The emotional labour of Australian nurses’ condolence letters during WW1 — Australian Historical Association annual conference hosted by The Australian National University

The emotional labour of Australian nurses’ condolence letters during WW1 (512)

Jaclyn Hopkins 1
  1. Department of Archaelogy and History, La Trobe University, Melbourne, VIC, Australia

Throughout the First World War, it was relatively common for Australian nurses to write condolence letters to the families of patients who had died under their care. This was a self-imposed task undertaken in their precious time off duty. It required considerable skill and empathy to simultaneously provide the details of death the mourning family craved, and engender a sense of closure and comfort.

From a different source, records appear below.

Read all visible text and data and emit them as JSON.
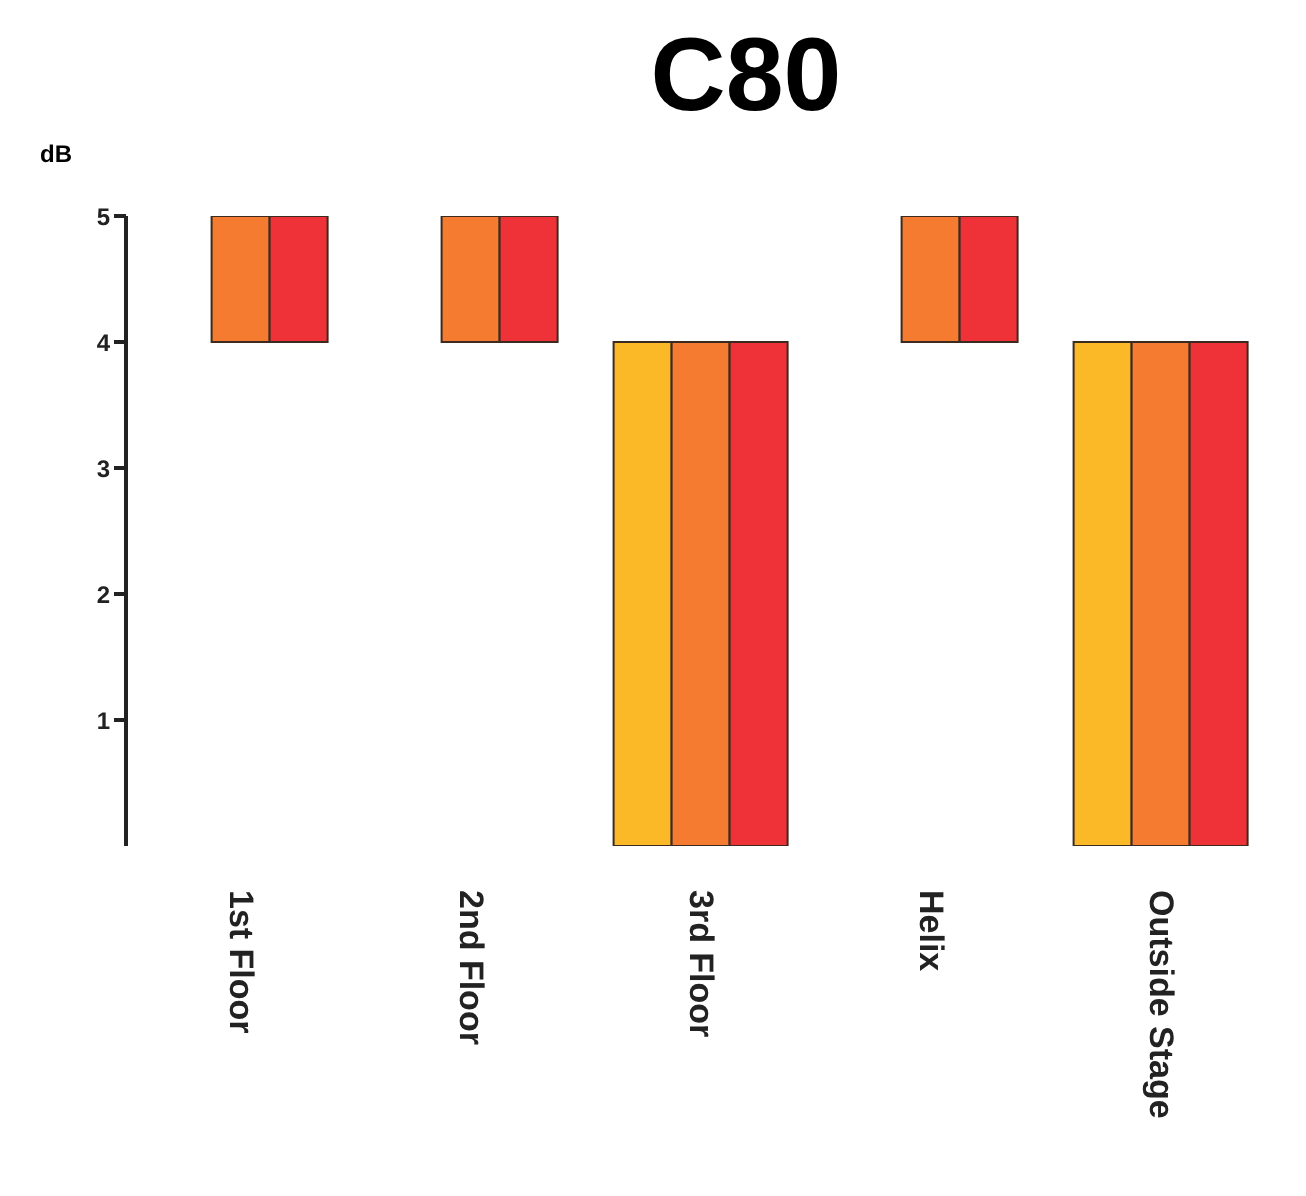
{
  "chart_data": {
    "type": "bar",
    "title": "C80",
    "ylabel": "dB",
    "categories": [
      "1st Floor",
      "2nd Floor",
      "3rd Floor",
      "Helix",
      "Outside Stage"
    ],
    "series": [
      {
        "color": "#fbb928",
        "values": [
          0,
          0,
          4,
          0,
          4
        ]
      },
      {
        "color": "#f47b30",
        "values": [
          1,
          1,
          4,
          1,
          4
        ],
        "base": [
          4,
          4,
          0,
          4,
          0
        ]
      },
      {
        "color": "#ee3237",
        "values": [
          1,
          1,
          4,
          1,
          4
        ],
        "base": [
          4,
          4,
          0,
          4,
          0
        ]
      }
    ],
    "ylim": [
      0,
      5
    ],
    "yticks": [
      1,
      2,
      3,
      4,
      5
    ],
    "grid": false,
    "legend": false
  }
}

Letters provided the necessary space to skilfully manage the nature of the information and feeling expressed in them; that is, to soften the blow of a traumatic and premature death in wartime. Writing letters with such care and attention to the emotional wellbeing of its recipients was a form of emotional labour. Through closely analysing a collection of condolence letters, this paper will examine the different manners of constructing such complex letters, and in so doing, explore the concept of condolence letters as emotional labour performed by Australian nurses. These acts of emotional labour explore history on an intimate scale, providing insight into the highly personal experience of making sense of the death of their patients amidst the mass-scale loss of life during the First World War.